The Phillies have obviously shown a willingness to spend big in acquiring and retaining star players over the last few seasons, even if this hasn’t manifested itself in many actual extensions. Jose Alvarado and Seranthony Dominguez are the only Phillies to sign extensions during Dave Dombrowski’s three-plus years as president of baseball operations, and those relatively modest deals (two years and $18.55MM in new money for Alvarado, two years and $7.25MM for Dominguez) aren’t in the stratosphere of what it’ll take to lock up Wheeler. While the Phillies kept Aaron Nola and J.T. Realmuto in the fold on new contracts, the Phils let both players reach the open market first before eventually re-signing the duo.
It was just over a month ago that Nola was re-signed to a seven-year, $172MM deal, cementing the right-hander as a staple of the Phils’ rotation through the rest of the decade. Nola joins Bryce Harper and Trea Turner as Philadelphia players who are already signed through at least the 2030 season, plus Realmuto and Kyle Schwarber are on the books through 2025, and Taijuan Walker and Nick Castellanos are signed through 2026. An extension for Wheeler would put yet another hefty contract on the team’s ledger, though spending big on star talent has long been Dombrowski’s M.O. The Phillies have exceeded the luxury tax in each of the last two seasons and are projected to be well over at least the first tax threshold in 2024, so owner John Middleton isn’t showing any signs of cutting back given how close the Phillies have come to a championship.

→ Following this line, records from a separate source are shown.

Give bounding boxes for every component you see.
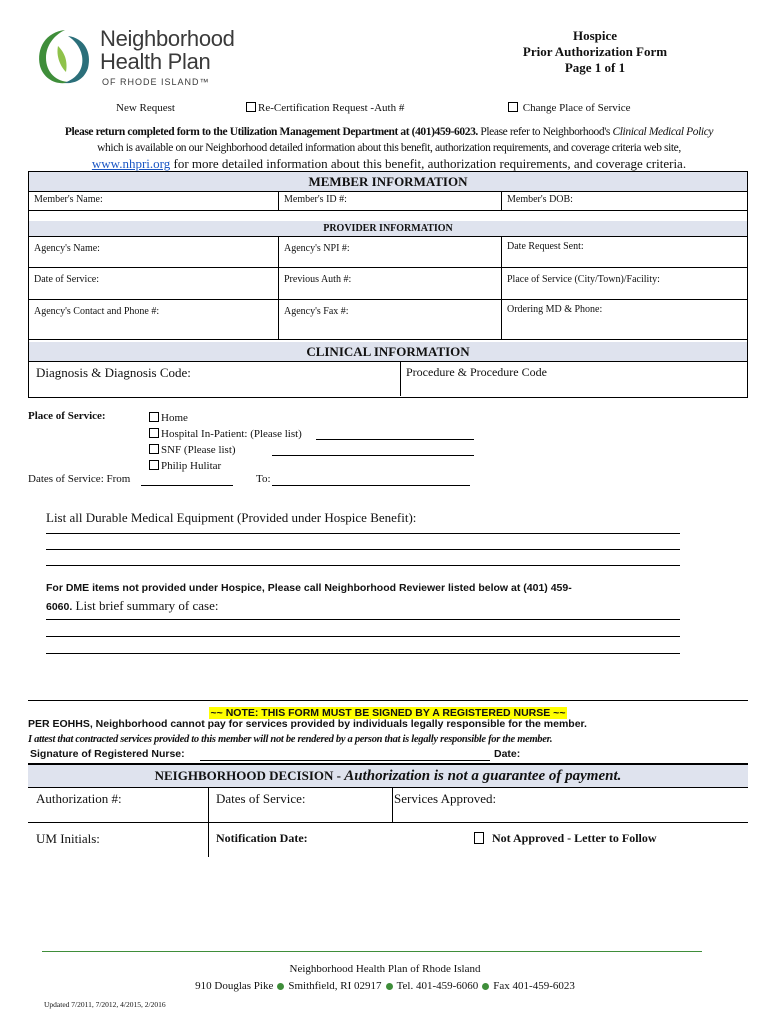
instructions: [28, 124, 750, 172]
change-place-option[interactable]: [508, 102, 631, 114]
signature-label: Signature of Registered Nurse:: [30, 748, 185, 760]
dme-line-3[interactable]: [46, 565, 680, 566]
form-subtitle: Prior Authorization Form: [522, 44, 668, 59]
procedure-field[interactable]: Procedure & Procedure Code: [406, 365, 547, 379]
hospital-checkbox-icon[interactable]: [149, 428, 159, 438]
signature-line[interactable]: [200, 760, 490, 761]
instructions-bold: Please return completed form to the Utilization Management Department at (401)459-6023.: [64, 126, 478, 138]
agency-contact-field[interactable]: Agency's Contact and Phone #:: [29, 300, 279, 339]
decision-header: [28, 765, 748, 787]
services-approved-field[interactable]: Services Approved:: [394, 791, 497, 806]
summary-line-2[interactable]: [46, 636, 680, 637]
dme-note-2: [46, 597, 219, 615]
snf-list-line[interactable]: [272, 455, 474, 456]
option-hospital-label: Hospital In-Patient: (Please list): [161, 428, 302, 440]
nhpri-link[interactable]: www.nhpri.org: [91, 156, 171, 171]
footer-tel: Tel. 401-459-6060: [396, 980, 479, 992]
change-place-checkbox-icon[interactable]: [508, 102, 518, 112]
provider-info-header: PROVIDER INFORMATION: [29, 221, 747, 236]
decision-title: NEIGHBORHOOD DECISION -: [154, 768, 345, 783]
clinical-table: [28, 340, 748, 398]
footer-city: Smithfield, RI 02917: [288, 980, 382, 992]
form-header: [470, 28, 720, 76]
bullet-icon: [386, 983, 393, 990]
member-dob-field[interactable]: Member's DOB:: [502, 191, 747, 211]
clinical-info-header: CLINICAL INFORMATION: [29, 342, 747, 362]
footer-org: Neighborhood Health Plan of Rhode Island: [289, 963, 481, 975]
case-summary-label: List brief summary of case:: [72, 598, 219, 613]
decision-header-rule: [28, 787, 748, 788]
form-title: Hospice: [572, 28, 618, 43]
bullet-icon: [277, 983, 284, 990]
clinical-policy-text: Clinical Medical Policy: [612, 126, 714, 138]
recert-checkbox-icon[interactable]: [246, 102, 256, 112]
summary-line-1[interactable]: [46, 619, 680, 620]
dme-label: List all Durable Medical Equipment (Provided under Hospice Benefit):: [46, 510, 417, 525]
instructions-line-2: which is available on our Neighborhood detailed information about this benefit, authorization requirements, and coverage criteria web site,: [97, 142, 681, 154]
eohhs-text: PER EOHHS, Neighborhood cannot pay for services provided by individuals legally responsible for the member.: [28, 718, 587, 730]
bullet-icon: [482, 983, 489, 990]
page-number: Page 1 of 1: [564, 60, 626, 75]
option-snf-label: SNF (Please list): [161, 444, 236, 456]
option-home[interactable]: [149, 410, 302, 426]
date-request-sent-field[interactable]: Date Request Sent:: [502, 236, 747, 268]
dme-note-phone-end: 6060.: [46, 601, 73, 613]
change-place-label: Change Place of Service: [522, 102, 631, 114]
ordering-md-field[interactable]: Ordering MD & Phone:: [507, 304, 603, 315]
dme-line-1[interactable]: [46, 533, 680, 534]
authorization-number-field[interactable]: Authorization #:: [36, 791, 122, 806]
decision-col-rule-2: [392, 787, 393, 822]
member-info-header: MEMBER INFORMATION: [29, 172, 747, 192]
logo-line-2: Health Plan: [100, 49, 211, 74]
decision-dates-field[interactable]: Dates of Service:: [216, 791, 306, 806]
not-approved-checkbox-icon[interactable]: [474, 832, 484, 844]
decision-table: [28, 763, 748, 857]
not-approved-label: Not Approved - Letter to Follow: [492, 831, 657, 845]
place-of-service-label: Place of Service:: [28, 410, 106, 422]
option-philip-hulitar[interactable]: [149, 458, 302, 474]
logo-line-1: Neighborhood: [100, 26, 235, 51]
date-of-service-field[interactable]: Date of Service:: [29, 268, 279, 300]
dates-from-label: Dates of Service: From: [28, 473, 131, 485]
request-type-row: [0, 102, 770, 116]
option-hospital[interactable]: [149, 426, 302, 442]
hospital-list-line[interactable]: [316, 439, 474, 440]
footer-fax: Fax 401-459-6023: [493, 980, 575, 992]
dme-note: For DME items not provided under Hospice, Please call Neighborhood Reviewer listed below at (401) 459-: [46, 582, 572, 594]
dates-from-line[interactable]: [141, 485, 233, 486]
rn-note: ~~ NOTE: THIS FORM MUST BE SIGNED BY A REGISTERED NURSE ~~: [210, 707, 566, 719]
updated-dates: Updated 7/2011, 7/2012, 4/2015, 2/2016: [44, 1000, 166, 1009]
signature-section: [28, 700, 748, 763]
notification-date-field[interactable]: Notification Date:: [216, 831, 308, 845]
instructions-line-3: for more detailed information about this benefit, authorization requirements, and coverage criteria.: [170, 156, 687, 171]
member-provider-table: [28, 171, 748, 340]
logo-line-3: OF RHODE ISLAND™: [102, 77, 210, 87]
summary-line-3[interactable]: [46, 653, 680, 654]
agency-fax-field[interactable]: Agency's Fax #:: [279, 300, 502, 339]
member-id-field[interactable]: Member's ID #:: [279, 191, 502, 211]
diagnosis-field[interactable]: Diagnosis & Diagnosis Code:: [29, 361, 401, 396]
um-initials-field[interactable]: UM Initials:: [36, 831, 100, 846]
logo-mark-icon: [34, 26, 96, 88]
attest-text: I attest that contracted services provided to this member will not be rendered by a person that is legally responsible for the member.: [28, 734, 553, 745]
place-of-service-options: [149, 410, 302, 474]
dates-to-label: To:: [256, 473, 271, 485]
previous-auth-field[interactable]: Previous Auth #:: [279, 268, 502, 300]
decision-col-rule-1: [208, 787, 209, 857]
recert-label: Re-Certification Request -Auth #: [258, 102, 405, 114]
agency-name-field[interactable]: Agency's Name:: [29, 236, 279, 268]
recert-request-option[interactable]: [246, 102, 404, 114]
footer-address: [0, 980, 770, 992]
dates-to-line[interactable]: [272, 485, 470, 486]
snf-checkbox-icon[interactable]: [149, 444, 159, 454]
member-name-field[interactable]: Member's Name:: [29, 191, 279, 211]
footer-street: 910 Douglas Pike: [195, 980, 274, 992]
place-of-service-field[interactable]: Place of Service (City/Town)/Facility:: [502, 268, 747, 300]
new-request-option[interactable]: New Request: [116, 102, 175, 114]
dme-line-2[interactable]: [46, 549, 680, 550]
home-checkbox-icon[interactable]: [149, 412, 159, 422]
signature-date-label: Date:: [494, 748, 521, 760]
logo: [34, 22, 254, 92]
not-approved-option[interactable]: [474, 831, 657, 846]
decision-disclaimer: Authorization is not a guarantee of payment.: [344, 768, 622, 784]
instructions-refer: Please refer to Neighborhood's: [477, 126, 613, 138]
footer-rule: [42, 951, 702, 952]
agency-npi-field[interactable]: Agency's NPI #:: [279, 236, 502, 268]
decision-row-rule: [28, 822, 748, 823]
philip-hulitar-checkbox-icon[interactable]: [149, 460, 159, 470]
option-philip-hulitar-label: Philip Hulitar: [161, 460, 222, 472]
option-home-label: Home: [161, 412, 188, 424]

That said, it seems like a lot of the heavy lifting is over on the Phillies’ 2023-24 offseason work, now that Nola has been re-signed and Yoshinobu Yamamoto is officially off the market. Signing Yamamoto would have arguably been a luxury for the team, yet the team viewed him as a special player worthy of a strong push, and Dombrowski told Zolecki and other reporters that “I think we were extremely competitive” in at least getting Yamamoto’s attention.
“We were aggressive. When we made our presentation [to Yamamoto’s representatives], I think our guys did a tremendous job,” Dombrowski said. “I think they presented the organization well….I don’t think it had anything to do with anything else, he just preferred to be a Dodger. Ultimately he was just not a person attuned to coming to Philly.”
In terms of further pursuits, Dombrowski said other additions would come “more around the edges” of the roster, since so much of Philadelphia’s 26-man is already set. This will take the form of bullpen help and depth/swingman type of pitchers for the rotation, and Dombrowski downplayed the idea of adding another outfielder. With Harper now the regular first baseman and Schwarber the regular DH, the Phillies will have Castellanos, Brandon Marsh, Johan Rojas, Cristian Pache, Jake Cave, Simon Muzziotti, and utilitymen Weston Wilson and Kody Clemens all in the mix for outfield playing time.